In polycythemia vera, the blood becomes thickened with too many red blood cells. The number of white blood cells and platelets may also increase. These extra blood cells may collect in the spleen and cause it to swell. The increased number of red blood cells, white blood cells, or platelets in the blood can cause bleeding problems and make clots form in blood vessels. This can increase the risk of stroke or heart attack. In patients who are older than 65 years or who have a history of blood clots, the risk of stroke or heart attack is higher. Patients also have an increased risk of acute myeloid leukemia or primary myelofibrosis.
Symptoms of polycythemia vera include headaches and a feeling of fullness below the ribs on the left side.
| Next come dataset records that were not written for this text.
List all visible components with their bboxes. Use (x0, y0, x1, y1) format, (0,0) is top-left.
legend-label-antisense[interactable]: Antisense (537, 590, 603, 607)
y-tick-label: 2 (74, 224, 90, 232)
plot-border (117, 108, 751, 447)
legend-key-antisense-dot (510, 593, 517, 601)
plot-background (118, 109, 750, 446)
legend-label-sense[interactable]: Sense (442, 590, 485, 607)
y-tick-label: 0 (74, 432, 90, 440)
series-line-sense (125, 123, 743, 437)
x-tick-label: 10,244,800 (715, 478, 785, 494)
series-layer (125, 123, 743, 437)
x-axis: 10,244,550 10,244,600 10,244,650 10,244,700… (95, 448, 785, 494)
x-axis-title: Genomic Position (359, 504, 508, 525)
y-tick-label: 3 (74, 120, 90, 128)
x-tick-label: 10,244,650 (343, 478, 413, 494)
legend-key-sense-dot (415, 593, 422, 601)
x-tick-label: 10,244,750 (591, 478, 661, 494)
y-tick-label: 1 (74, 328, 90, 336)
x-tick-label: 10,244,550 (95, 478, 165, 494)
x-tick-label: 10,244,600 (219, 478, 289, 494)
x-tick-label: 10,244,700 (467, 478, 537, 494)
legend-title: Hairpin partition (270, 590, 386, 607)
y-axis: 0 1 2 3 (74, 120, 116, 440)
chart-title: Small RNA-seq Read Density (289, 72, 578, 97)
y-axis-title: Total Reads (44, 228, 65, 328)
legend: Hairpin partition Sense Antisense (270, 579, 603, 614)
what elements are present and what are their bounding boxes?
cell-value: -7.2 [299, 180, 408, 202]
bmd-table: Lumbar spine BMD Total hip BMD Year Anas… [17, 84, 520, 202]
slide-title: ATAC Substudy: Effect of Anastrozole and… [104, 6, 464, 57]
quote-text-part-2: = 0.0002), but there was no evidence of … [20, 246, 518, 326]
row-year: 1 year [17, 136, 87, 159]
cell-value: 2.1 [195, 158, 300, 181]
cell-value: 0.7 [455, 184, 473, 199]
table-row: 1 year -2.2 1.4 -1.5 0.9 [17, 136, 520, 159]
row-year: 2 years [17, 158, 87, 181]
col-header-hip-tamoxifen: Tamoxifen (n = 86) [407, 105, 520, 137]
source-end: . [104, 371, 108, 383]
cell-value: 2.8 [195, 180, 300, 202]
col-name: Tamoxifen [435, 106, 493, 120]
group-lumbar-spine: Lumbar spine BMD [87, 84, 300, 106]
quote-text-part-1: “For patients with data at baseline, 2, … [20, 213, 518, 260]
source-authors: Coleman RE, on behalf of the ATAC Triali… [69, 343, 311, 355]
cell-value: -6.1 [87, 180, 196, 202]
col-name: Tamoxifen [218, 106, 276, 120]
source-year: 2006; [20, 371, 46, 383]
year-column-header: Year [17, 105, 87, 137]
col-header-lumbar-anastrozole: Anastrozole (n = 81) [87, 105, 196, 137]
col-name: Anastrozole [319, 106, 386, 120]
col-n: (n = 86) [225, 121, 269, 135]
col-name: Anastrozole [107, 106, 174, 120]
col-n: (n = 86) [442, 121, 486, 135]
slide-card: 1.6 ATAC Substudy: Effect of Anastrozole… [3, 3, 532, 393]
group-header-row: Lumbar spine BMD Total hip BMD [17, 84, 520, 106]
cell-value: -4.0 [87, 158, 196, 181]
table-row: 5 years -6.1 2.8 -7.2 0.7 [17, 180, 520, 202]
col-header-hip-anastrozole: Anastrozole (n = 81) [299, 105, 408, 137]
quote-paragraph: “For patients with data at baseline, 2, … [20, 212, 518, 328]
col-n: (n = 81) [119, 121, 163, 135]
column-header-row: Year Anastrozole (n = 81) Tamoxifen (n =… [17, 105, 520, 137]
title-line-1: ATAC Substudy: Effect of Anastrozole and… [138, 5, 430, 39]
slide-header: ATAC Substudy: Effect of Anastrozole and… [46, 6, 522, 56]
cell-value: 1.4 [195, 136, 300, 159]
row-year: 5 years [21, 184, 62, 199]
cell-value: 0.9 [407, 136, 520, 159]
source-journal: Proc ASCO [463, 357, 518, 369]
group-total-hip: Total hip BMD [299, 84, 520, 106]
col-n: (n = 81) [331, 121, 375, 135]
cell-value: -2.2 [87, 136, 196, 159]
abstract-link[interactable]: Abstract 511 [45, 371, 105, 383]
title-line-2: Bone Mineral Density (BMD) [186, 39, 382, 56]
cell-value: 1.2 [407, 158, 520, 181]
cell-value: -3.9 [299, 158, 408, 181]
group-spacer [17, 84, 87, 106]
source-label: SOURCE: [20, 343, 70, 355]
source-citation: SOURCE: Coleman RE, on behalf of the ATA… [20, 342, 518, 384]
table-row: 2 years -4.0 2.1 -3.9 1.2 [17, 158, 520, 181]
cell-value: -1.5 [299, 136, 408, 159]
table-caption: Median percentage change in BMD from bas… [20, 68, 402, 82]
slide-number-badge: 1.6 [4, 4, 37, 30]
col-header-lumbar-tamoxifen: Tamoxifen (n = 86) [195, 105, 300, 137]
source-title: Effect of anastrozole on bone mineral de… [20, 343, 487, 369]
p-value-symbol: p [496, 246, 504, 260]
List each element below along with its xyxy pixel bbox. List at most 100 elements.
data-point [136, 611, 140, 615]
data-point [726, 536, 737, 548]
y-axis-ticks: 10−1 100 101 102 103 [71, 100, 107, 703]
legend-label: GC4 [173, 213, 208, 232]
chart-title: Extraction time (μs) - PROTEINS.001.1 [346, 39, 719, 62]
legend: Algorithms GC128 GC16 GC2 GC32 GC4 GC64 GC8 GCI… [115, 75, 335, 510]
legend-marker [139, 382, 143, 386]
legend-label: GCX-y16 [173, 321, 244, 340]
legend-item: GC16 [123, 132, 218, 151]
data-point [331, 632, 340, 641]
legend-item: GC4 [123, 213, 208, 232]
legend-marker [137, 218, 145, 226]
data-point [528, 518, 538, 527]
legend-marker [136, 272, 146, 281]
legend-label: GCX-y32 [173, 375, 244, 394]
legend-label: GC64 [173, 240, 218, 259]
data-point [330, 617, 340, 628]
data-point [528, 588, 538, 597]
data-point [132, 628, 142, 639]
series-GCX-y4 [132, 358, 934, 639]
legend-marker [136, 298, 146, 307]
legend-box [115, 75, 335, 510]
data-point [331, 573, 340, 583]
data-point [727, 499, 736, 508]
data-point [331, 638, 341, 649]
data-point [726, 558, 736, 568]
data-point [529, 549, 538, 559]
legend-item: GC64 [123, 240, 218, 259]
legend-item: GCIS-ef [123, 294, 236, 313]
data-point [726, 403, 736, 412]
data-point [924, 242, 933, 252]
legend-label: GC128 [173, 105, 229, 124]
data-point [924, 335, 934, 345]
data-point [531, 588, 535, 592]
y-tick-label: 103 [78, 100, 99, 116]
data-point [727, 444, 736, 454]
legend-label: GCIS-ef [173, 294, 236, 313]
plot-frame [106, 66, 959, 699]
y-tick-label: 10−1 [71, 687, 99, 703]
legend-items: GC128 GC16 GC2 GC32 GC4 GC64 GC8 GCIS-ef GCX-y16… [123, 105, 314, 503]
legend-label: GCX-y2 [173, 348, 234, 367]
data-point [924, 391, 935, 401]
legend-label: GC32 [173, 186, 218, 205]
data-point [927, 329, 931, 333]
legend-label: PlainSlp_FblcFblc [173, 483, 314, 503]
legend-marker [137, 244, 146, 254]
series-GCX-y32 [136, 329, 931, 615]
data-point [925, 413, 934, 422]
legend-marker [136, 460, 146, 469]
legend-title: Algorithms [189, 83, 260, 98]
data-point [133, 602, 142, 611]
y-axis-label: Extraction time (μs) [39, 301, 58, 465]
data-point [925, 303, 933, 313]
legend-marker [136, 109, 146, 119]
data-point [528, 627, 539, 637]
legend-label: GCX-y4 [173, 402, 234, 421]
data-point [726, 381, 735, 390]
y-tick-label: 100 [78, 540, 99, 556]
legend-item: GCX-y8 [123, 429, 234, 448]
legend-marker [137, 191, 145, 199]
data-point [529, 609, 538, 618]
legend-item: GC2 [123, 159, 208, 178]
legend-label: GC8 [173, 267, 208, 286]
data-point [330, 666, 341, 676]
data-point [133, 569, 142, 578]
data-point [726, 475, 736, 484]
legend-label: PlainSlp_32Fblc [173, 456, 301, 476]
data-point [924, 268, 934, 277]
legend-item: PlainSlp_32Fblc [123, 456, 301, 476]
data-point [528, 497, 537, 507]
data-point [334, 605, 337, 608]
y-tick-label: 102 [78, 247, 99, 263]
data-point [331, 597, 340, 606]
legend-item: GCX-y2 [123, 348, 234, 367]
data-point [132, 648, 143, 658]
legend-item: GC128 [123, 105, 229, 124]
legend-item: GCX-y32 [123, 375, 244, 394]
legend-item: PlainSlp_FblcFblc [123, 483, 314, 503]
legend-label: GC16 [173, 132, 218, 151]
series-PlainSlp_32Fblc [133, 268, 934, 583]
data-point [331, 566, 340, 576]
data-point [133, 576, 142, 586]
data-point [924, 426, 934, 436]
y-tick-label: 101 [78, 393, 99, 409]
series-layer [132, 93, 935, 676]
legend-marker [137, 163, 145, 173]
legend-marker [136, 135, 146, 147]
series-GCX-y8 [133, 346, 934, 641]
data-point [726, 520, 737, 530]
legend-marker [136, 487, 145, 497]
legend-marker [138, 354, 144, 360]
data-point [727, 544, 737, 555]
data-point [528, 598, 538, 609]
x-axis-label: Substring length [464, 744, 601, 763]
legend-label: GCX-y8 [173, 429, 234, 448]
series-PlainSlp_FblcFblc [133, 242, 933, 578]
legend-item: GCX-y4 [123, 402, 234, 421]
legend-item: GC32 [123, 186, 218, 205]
Polycythemia vera often does not cause early signs or symptoms. It may be found during a routine blood test. Signs and symptoms may occur as the number of blood cells increases. Other conditions may cause the same signs and symptoms. Check with your doctor if you have any of the following:
- A feeling of pressure or fullness below the ribs on the left side.
- Double vision or seeing dark or blind spots that come and go.
- Itching all over the body, especially after being in warm or hot water.
- Reddened face that looks like a blush or sunburn.
- Weight loss for no known reason.
Special blood tests are used to diagnose polycythemia vera.
In addition to a complete blood count, bone marrow aspiration and biopsy, and cytogenetic analysis, a serum erythropoietin test is used to diagnose polycythemia vera. In this test, a sample of blood is checked for the level of erythropoietin (a hormone that stimulates new red blood cells to be made).